A Data Driven Soft Sensor for Mass Flow Estimation

A Data Driven Soft Sensor for Mass Flow Estimation

Abstract:

Transporting iron ore by conveyor belts is widely used in the mining industry. The measurement of the mass flow of ore is essential for equipment protection purposes, preventing the conveyor belts from being overloaded, and for operational control purposes, when accounting for the production of equipment during a period of time. The equipment most used in measuring the mass flow of ore are conveyor belt weighers installed on conveyor belts. As they present a high acquisition cost and require a specialized team for maintenance, the installation of these scales is limited to just a few points of a mineral exploration plant.
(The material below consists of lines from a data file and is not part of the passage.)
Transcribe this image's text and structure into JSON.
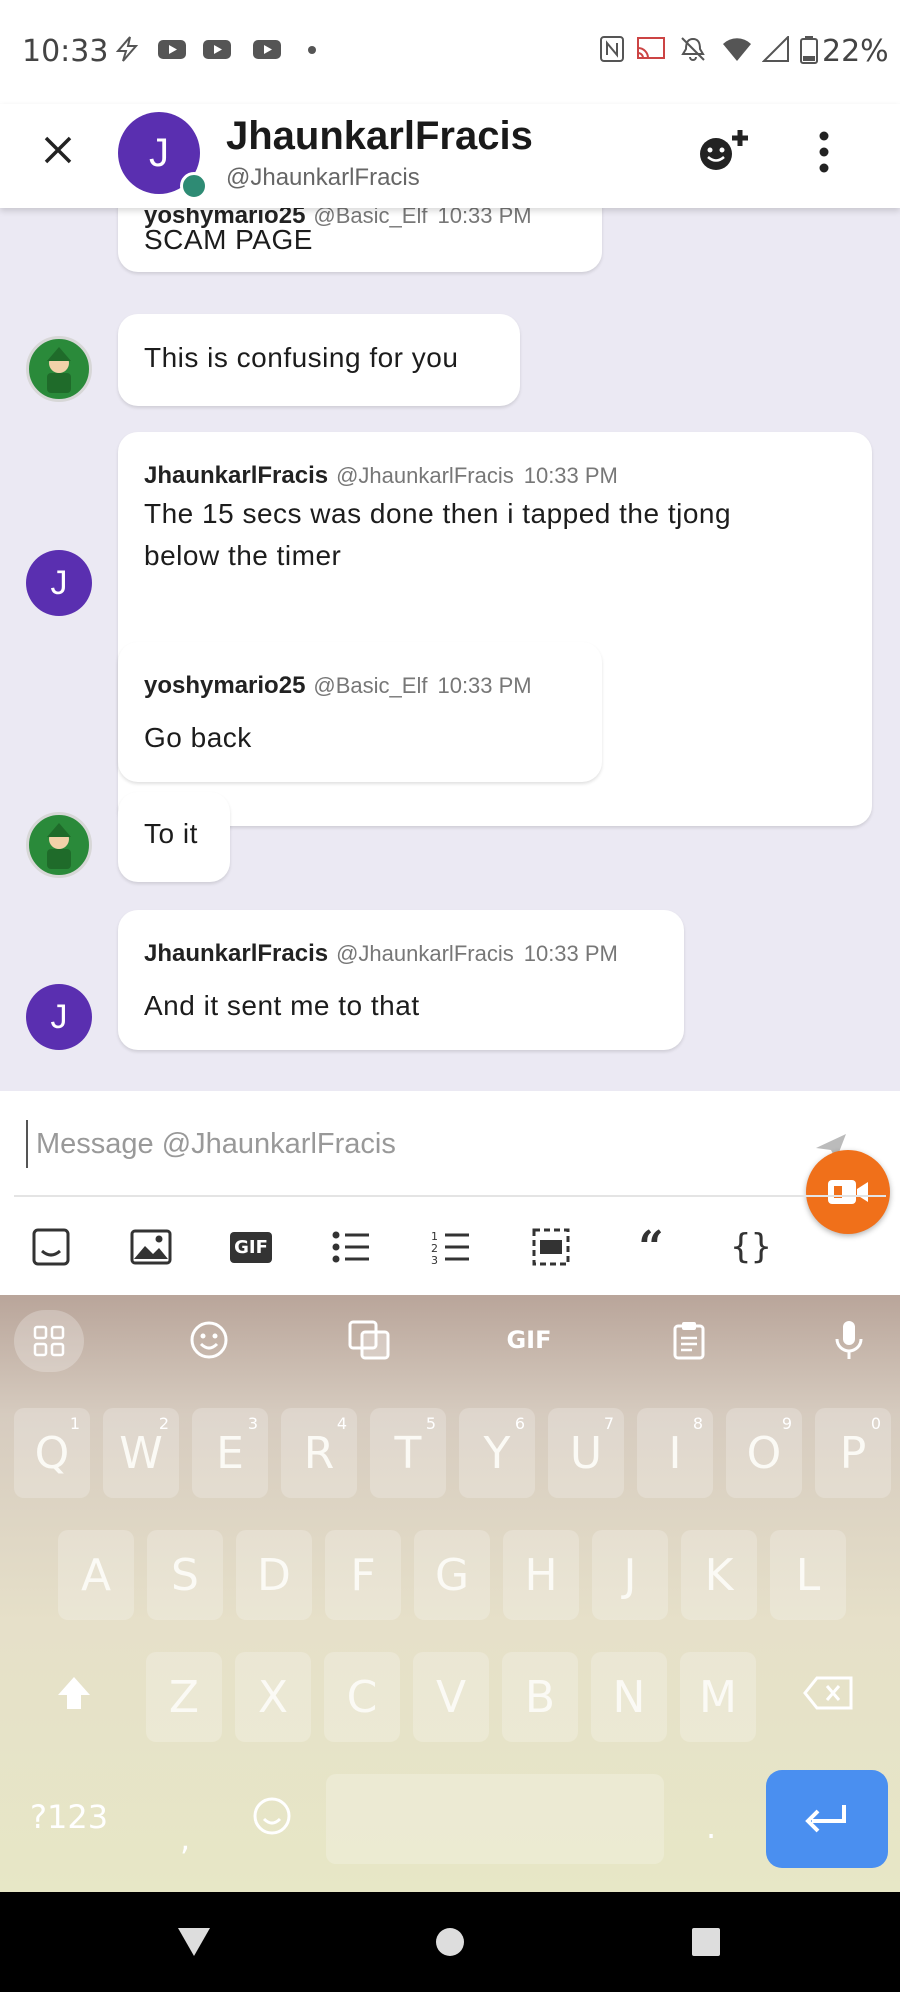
{
  "status_bar": {
    "time": "10:33",
    "battery": "22%"
  },
  "header": {
    "close_icon": "close-icon",
    "avatar_letter": "J",
    "name": "JhaunkarlFracis",
    "handle": "@JhaunkarlFracis",
    "add_friend_icon": "add-friend-icon",
    "menu_icon": "more-vertical-icon"
  },
  "messages": [
    {
      "author": "yoshymario25",
      "handle": "@Basic_Elf",
      "time": "10:33 PM",
      "text": "SCAM PAGE"
    },
    {
      "text": "This is confusing for you"
    },
    {
      "author": "JhaunkarlFracis",
      "handle": "@JhaunkarlFracis",
      "time": "10:33 PM",
      "text": "The 15 secs was done then i tapped the tjong",
      "text2": "below the timer",
      "avatar_letter": "J"
    },
    {
      "author": "yoshymario25",
      "handle": "@Basic_Elf",
      "time": "10:33 PM",
      "text": "Go back"
    },
    {
      "text": "To it"
    },
    {
      "author": "JhaunkarlFracis",
      "handle": "@JhaunkarlFracis",
      "time": "10:33 PM",
      "text": "And it sent me to that",
      "avatar_letter": "J"
    }
  ],
  "composer": {
    "placeholder": "Message @JhaunkarlFracis",
    "toolbar": [
      "emoji-icon",
      "image-icon",
      "gif-icon",
      "bulleted-list-icon",
      "numbered-list-icon",
      "spoiler-icon",
      "quote-icon",
      "code-block-icon"
    ],
    "gif_label": "GIF",
    "quote_label": "“",
    "code_label": "{}"
  },
  "keyboard": {
    "top_row_gif": "GIF",
    "row1": [
      {
        "key": "Q",
        "hint": "1"
      },
      {
        "key": "W",
        "hint": "2"
      },
      {
        "key": "E",
        "hint": "3"
      },
      {
        "key": "R",
        "hint": "4"
      },
      {
        "key": "T",
        "hint": "5"
      },
      {
        "key": "Y",
        "hint": "6"
      },
      {
        "key": "U",
        "hint": "7"
      },
      {
        "key": "I",
        "hint": "8"
      },
      {
        "key": "O",
        "hint": "9"
      },
      {
        "key": "P",
        "hint": "0"
      }
    ],
    "row2": [
      "A",
      "S",
      "D",
      "F",
      "G",
      "H",
      "J",
      "K",
      "L"
    ],
    "row3": [
      "Z",
      "X",
      "C",
      "V",
      "B",
      "N",
      "M"
    ],
    "symbols": "?123",
    "comma": ",",
    "period": "."
  },
  "colors": {
    "accent": "#5a2fb0",
    "online": "#2e8b74",
    "record": "#f0701a",
    "enter_key": "#4a8ff0"
  }
}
The present work proposes the development of machine-learning techniques to estimate the mass flow of ore in a conveyor belt that is not equipped with a belt weigher. The virtual sensors were designed using current, torque, and motor speed data from a conveyor belt and iron ore flow measurements from a belt weigher installed on a different conveyor. Two of the proposed virtual sensors were implemented in a programmable logic controller of a belt conveyor in a mining area, where it was possible to verify the performance of the virtual sensors in a real situation. As a result, the proposed virtual sensors were able to measure the ore flow with an acceptable error rate compared to a physical belt weigher. The accounting of the production of the proposed sensors also proved to be close to the total production accounted for the physical belt weigher.